In the hours immediately before and after Hurricane Harvey made landfall on Friday, President Donald Trump repeatedly, and effusively praised his administration's readiness to handle the storm, the patchwork of agencies responding and declared the response an "all out effort" that is "going well."
"Wow - Now experts are calling #Harvey a once in 500 year flood! We have an all out effort going, and going well!" Trump tweeted Sunday morning. In another tweet, the President remarked that there has been "great coordination between agencies at all levels of government."
"Continuing rains and flash floods are being dealt with. Thousands rescued," he added.
Trump's tweets -- ebullient, often punctuated with exclamation marks, sent in his characteristically rapid-fire manner -- showcased publicly his engagement in the devastating storm. But they left out the fact that Texas could be battered with rain and see dangerous flooding for days, and that the storm's devastation will be felt for weeks -- or perhaps years.
Historic flooding
Both the National Weather Service and the head of the Federal Emergency Management Agency on Sunday underscored just how unpredictable the storm has been and what a long tail it will have.
"This event is unprecedented & all impacts are unknown & beyond anything experienced," the National Weather Service tweeted Sunday. "Follow orders from officials to ensure safety."
Brock Long, the FEMA administrator, described Harvey as a "landmark" disaster event. "We're setting up and gearing up for the next couple of years," Long told CNN's Jake Tapper on Sunday.
Harvey made landfall on Friday as a Category 4 hurricane. An immeasurable number of businesses and homes have been damaged or destroyed. In Houston alone, more than 5,500 people are in shelters, Houston Mayor Sylvester Turner said Monday morning, a number that he expects to rise "exponentially." More than 2,000 people have been rescued there, Turner said, and the water is continuing to rise.
"The word catastrophic does not appropriately describe what we're facing," Rep. Sheila Jackson Lee, a Democrat who represents much of Houston, told CNN. "We just don't know when it's going to end."
With the full damage wrought by Harvey still not known -- and unlikely to be known for some time -- and this being one of the first significant domestic crises the Trump White House has been met with, the President's response has been closely watched. It offered little detail as to what federal assistance could be provided to help Texas and Louisiana respond to the hurricane, nor did it acknowledge that there could be significant loss of life.
Too soon?
Asked whether or not the President's praise Texas Gov. Greg Abbott had been delivered prematurely, Tom Bossert, Trump's homeland security adviser, told CBS that "it's not premature if you do it the right way."
Bossert also detailed the President's involvement with the storm off Twitter -- which included but was not limited to a two-hour long meeting with the Vice President, the entire Cabinet and members of the President's leadership team. Bossert said that Trump and Vice President Mike Pence have "both called me in the last 12 hours probably a dozen times each."

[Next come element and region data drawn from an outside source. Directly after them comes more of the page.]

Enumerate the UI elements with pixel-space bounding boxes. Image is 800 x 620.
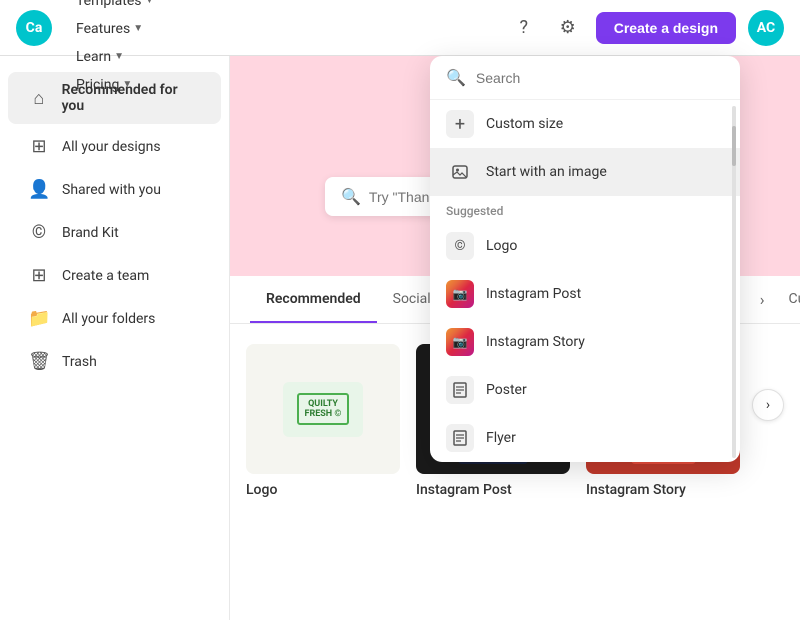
sidebar-item-shared[interactable]: 👤 Shared with you <box>8 169 221 210</box>
suggested-label: Suggested <box>430 196 740 222</box>
scrollbar-thumb[interactable] <box>732 126 736 166</box>
person-icon: 👤 <box>28 179 50 200</box>
dropdown-start-with-image[interactable]: Start with an image <box>430 148 740 196</box>
search-icon: 🔍 <box>341 187 361 206</box>
nav-features[interactable]: Features ▼ <box>68 15 162 43</box>
brand-icon: © <box>28 222 50 243</box>
sidebar-item-folders[interactable]: 📁 All your folders <box>8 298 221 339</box>
sidebar-item-trash[interactable]: 🗑 Trash <box>8 341 221 382</box>
tab-custom-size[interactable]: Custom Size <box>773 277 800 323</box>
instagram-story-label: Instagram Story <box>586 482 740 498</box>
logo-icon: © <box>446 232 474 260</box>
pricing-arrow: ▼ <box>122 79 132 90</box>
image-icon <box>446 158 474 186</box>
settings-button[interactable]: ⚙ <box>552 12 584 44</box>
sidebar-item-create-team[interactable]: ⊞ Create a team <box>8 255 221 296</box>
logo-card-preview: QUILTYFRESH © <box>283 382 363 437</box>
folder-icon: 📁 <box>28 308 50 329</box>
sidebar: ⌂ Recommended for you ⊞ All your designs… <box>0 56 230 620</box>
dropdown-search-bar[interactable]: 🔍 <box>430 56 740 100</box>
poster-icon <box>446 376 474 404</box>
nav-pricing[interactable]: Pricing ▼ <box>68 71 162 99</box>
create-design-button[interactable]: Create a design <box>596 12 736 44</box>
sidebar-item-all-designs[interactable]: ⊞ All your designs <box>8 126 221 167</box>
tab-recommended[interactable]: Recommended <box>250 277 377 323</box>
instagram-post-label: Instagram Post <box>416 482 570 498</box>
grid-icon: ⊞ <box>28 136 50 157</box>
dropdown-search-input[interactable] <box>476 70 724 86</box>
help-button[interactable]: ? <box>508 12 540 44</box>
scrollbar-track <box>732 106 736 458</box>
logo-label: Logo <box>246 482 400 498</box>
main-nav: Home Templates ▼ Features ▼ Learn ▼ Pric… <box>68 0 166 99</box>
canva-logo[interactable]: Ca <box>16 10 52 46</box>
dropdown-search-icon: 🔍 <box>446 68 466 87</box>
flyer-icon <box>446 424 474 452</box>
avatar[interactable]: AC <box>748 10 784 46</box>
home-icon: ⌂ <box>28 88 50 109</box>
gallery-next-button[interactable]: › <box>752 389 784 421</box>
trash-icon: 🗑 <box>28 351 50 372</box>
features-arrow: ▼ <box>133 23 143 34</box>
search-dropdown: 🔍 + Custom size Start with an image Sugg… <box>430 56 740 462</box>
dropdown-logo[interactable]: © Logo <box>430 222 740 270</box>
dropdown-poster[interactable]: Poster <box>430 366 740 414</box>
sidebar-item-brand-kit[interactable]: © Brand Kit <box>8 212 221 253</box>
team-icon: ⊞ <box>28 265 50 286</box>
dropdown-instagram-post[interactable]: 📷 Instagram Post <box>430 270 740 318</box>
plus-icon: + <box>446 110 474 138</box>
learn-arrow: ▼ <box>114 51 124 62</box>
logo-thumb: QUILTYFRESH © <box>246 344 400 474</box>
dropdown-instagram-story[interactable]: 📷 Instagram Story <box>430 318 740 366</box>
tabs-next-arrow[interactable]: › <box>752 276 773 323</box>
dropdown-custom-size[interactable]: + Custom size <box>430 100 740 148</box>
nav-templates[interactable]: Templates ▼ <box>68 0 162 15</box>
dropdown-flyer[interactable]: Flyer <box>430 414 740 462</box>
logo-text: Ca <box>26 20 43 36</box>
gallery-item-logo[interactable]: QUILTYFRESH © Logo <box>246 344 400 498</box>
instagram-story-icon: 📷 <box>446 328 474 356</box>
header-right: ? ⚙ Create a design AC <box>508 10 784 46</box>
instagram-post-icon: 📷 <box>446 280 474 308</box>
gallery-nav: › <box>752 344 784 421</box>
templates-arrow: ▼ <box>145 0 155 6</box>
nav-learn[interactable]: Learn ▼ <box>68 43 162 71</box>
header: Ca Home Templates ▼ Features ▼ Learn ▼ P… <box>0 0 800 56</box>
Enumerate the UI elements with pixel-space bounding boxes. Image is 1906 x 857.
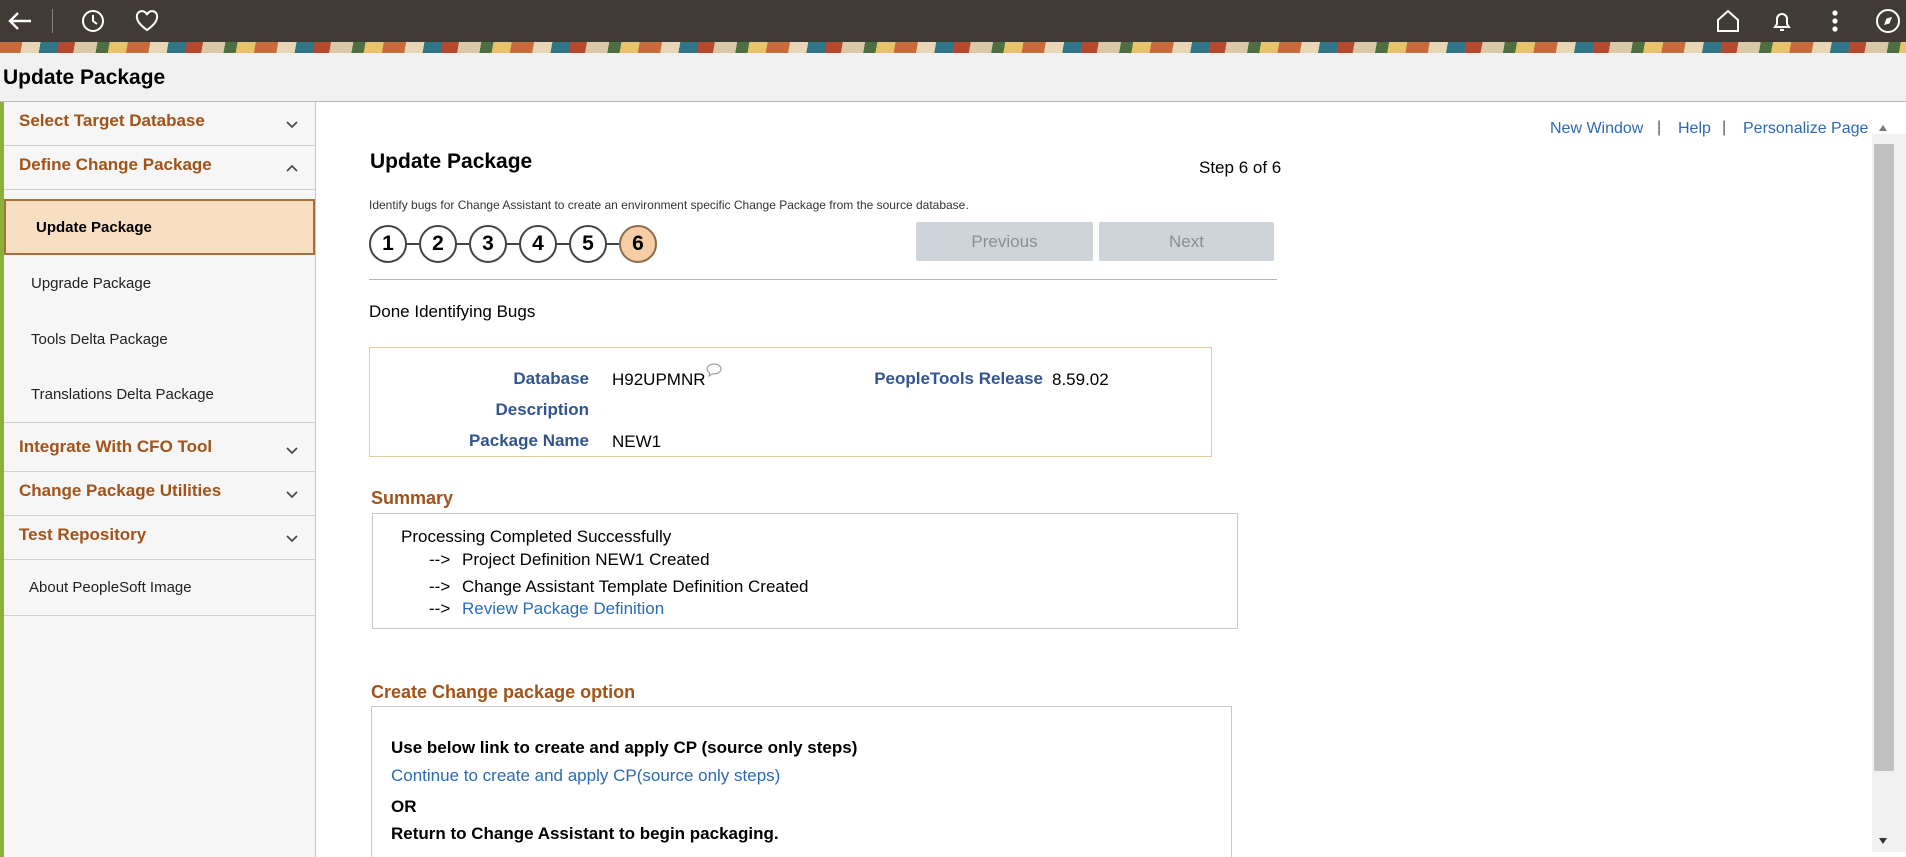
summary-line: Change Assistant Template Definition Cre… [462,577,809,596]
home-icon[interactable] [1714,0,1742,42]
scroll-down-arrow-icon[interactable] [1878,837,1888,845]
step-5[interactable]: 5 [569,225,607,263]
more-vertical-icon[interactable] [1825,0,1845,42]
summary-panel: Processing Completed Successfully --> Pr… [372,513,1238,629]
sidebar-item-label: Tools Delta Package [31,331,168,348]
chevron-up-icon [286,164,298,172]
sidebar-group-label: Integrate With CFO Tool [19,437,213,456]
sidebar-item-label: Translations Delta Package [31,386,214,403]
sidebar-item-translations-delta-package[interactable]: Translations Delta Package [4,367,315,423]
sidebar-group-integrate-with-cfo-tool[interactable]: Integrate With CFO Tool [4,428,315,472]
review-package-definition-link[interactable]: Review Package Definition [462,599,664,619]
page-title: Update Package [370,150,533,173]
or-separator-text: OR [391,797,417,816]
vertical-scrollbar[interactable] [1872,122,1906,857]
package-name-value: NEW1 [612,432,662,451]
database-value: H92UPMNR [612,370,706,389]
sidebar-group-define-change-package[interactable]: Define Change Package [4,146,315,190]
summary-title: Summary [371,488,454,508]
chevron-down-icon [286,121,298,129]
sidebar-group-label: Define Change Package [19,155,212,174]
status-text: Done Identifying Bugs [369,302,536,321]
arrow-marker: --> [429,550,451,569]
link-separator: | [1722,119,1727,136]
toolbar-divider [52,9,53,33]
summary-line: Project Definition NEW1 Created [462,550,710,569]
page-header: Update Package [0,53,1906,102]
history-icon[interactable] [80,0,106,42]
navigator-compass-icon[interactable] [1874,0,1902,42]
sidebar-group-label: Change Package Utilities [19,481,222,500]
step-connector [505,243,519,245]
scroll-up-arrow-icon[interactable] [1878,124,1888,132]
sidebar-item-label: About PeopleSoft Image [29,579,192,596]
sidebar-group-label: Test Repository [19,525,147,544]
sidebar-group-label: Select Target Database [19,111,205,130]
arrow-marker: --> [429,599,451,618]
sidebar-item-label: Upgrade Package [31,275,152,292]
notification-bell-icon[interactable] [1769,0,1795,42]
step-connector [455,243,469,245]
chevron-down-icon [286,447,298,455]
top-navigation-bar [0,0,1906,42]
divider [369,279,1277,280]
step-indicator: Step 6 of 6 [1199,158,1282,177]
step-6-current[interactable]: 6 [619,225,657,263]
favorites-heart-icon[interactable] [134,0,160,42]
description-label: Description [495,400,589,419]
comment-bubble-icon[interactable] [706,363,722,377]
decorative-banner [0,42,1906,53]
continue-create-cp-link[interactable]: Continue to create and apply CP(source o… [391,766,780,786]
return-to-change-assistant-text: Return to Change Assistant to begin pack… [391,824,779,843]
chevron-down-icon [286,535,298,543]
create-cp-instruction: Use below link to create and apply CP (s… [391,738,858,757]
sidebar-item-update-package[interactable]: Update Package [4,199,315,255]
package-name-label: Package Name [468,431,589,450]
step-2[interactable]: 2 [419,225,457,263]
sidebar-item-label: Update Package [36,219,152,236]
chevron-down-icon [286,491,298,499]
arrow-marker: --> [429,577,451,596]
instructions-text: Identify bugs for Change Assistant to cr… [369,198,969,212]
next-button[interactable]: Next [1099,222,1274,261]
back-arrow-icon[interactable] [4,0,36,42]
step-3[interactable]: 3 [469,225,507,263]
sidebar-group-test-repository[interactable]: Test Repository [4,516,315,560]
new-window-link[interactable]: New Window [1550,120,1643,138]
help-link[interactable]: Help [1678,120,1711,138]
step-4[interactable]: 4 [519,225,557,263]
package-info-panel: Database H92UPMNR Description Package Na… [369,347,1212,457]
sidebar-group-select-target-database[interactable]: Select Target Database [4,102,315,146]
summary-headline: Processing Completed Successfully [401,527,672,546]
sidebar-group-change-package-utilities[interactable]: Change Package Utilities [4,472,315,516]
peopletools-release-value: 8.59.02 [1052,370,1109,389]
database-label: Database [513,369,589,388]
step-connector [405,243,419,245]
step-1[interactable]: 1 [369,225,407,263]
create-change-package-title: Create Change package option [371,682,636,702]
scrollbar-thumb[interactable] [1874,144,1894,771]
step-connector [605,243,619,245]
sidebar-item-about-peoplesoft-image[interactable]: About PeopleSoft Image [4,560,315,616]
previous-button[interactable]: Previous [916,222,1093,261]
create-change-package-panel: Use below link to create and apply CP (s… [371,706,1232,857]
page-header-title: Update Package [3,66,166,89]
step-connector [555,243,569,245]
step-progress: 1 2 3 4 5 6 [369,225,669,263]
personalize-page-link[interactable]: Personalize Page [1743,120,1868,138]
peopletools-release-label: PeopleTools Release [874,369,1043,388]
link-separator: | [1657,119,1662,136]
sidebar-item-tools-delta-package[interactable]: Tools Delta Package [4,312,315,368]
sidebar: Select Target Database Define Change Pac… [4,102,316,857]
sidebar-item-upgrade-package[interactable]: Upgrade Package [4,256,315,312]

Trump's White House is also trying to avoid the narrative that President George W. Bush faced when Hurricane Katrina ripped through the Gulf Coast in 2005, killing more than 1,800 people. Bush was criticized for a slow, bungled federal response as well as his praise of then-FEMA director Michael Brown.
On Friday, before Harvey made landfall, Iowa Sen. Chuck Grassley, a Republican, reminded Trump to heed Katrina's lessons.
"Keep on top of hurricane Harvey dont mke (sic) same mistake Pres Bush made w Katrina," Grassley tweeted.
On Saturday, Trump responded: "Got your message loud and clear. We have fantastic people on the ground, got there long before #Harvey. So far, so good!"
As the remnants of Hurricane Harvey continued to batter Texas on Sunday, the White House announced that the President would travel to Texas on Tuesday.
The White House has yet to say where Trump will travel, but the Federal Aviation Administration advised Monday morning that flight restrictions will be in place in Austin and Corpus Christi, Texas on Tuesday due to a VIP movement. The White House stressed that Trump would visit areas where his presence would not overly strain the resources of emergency responders.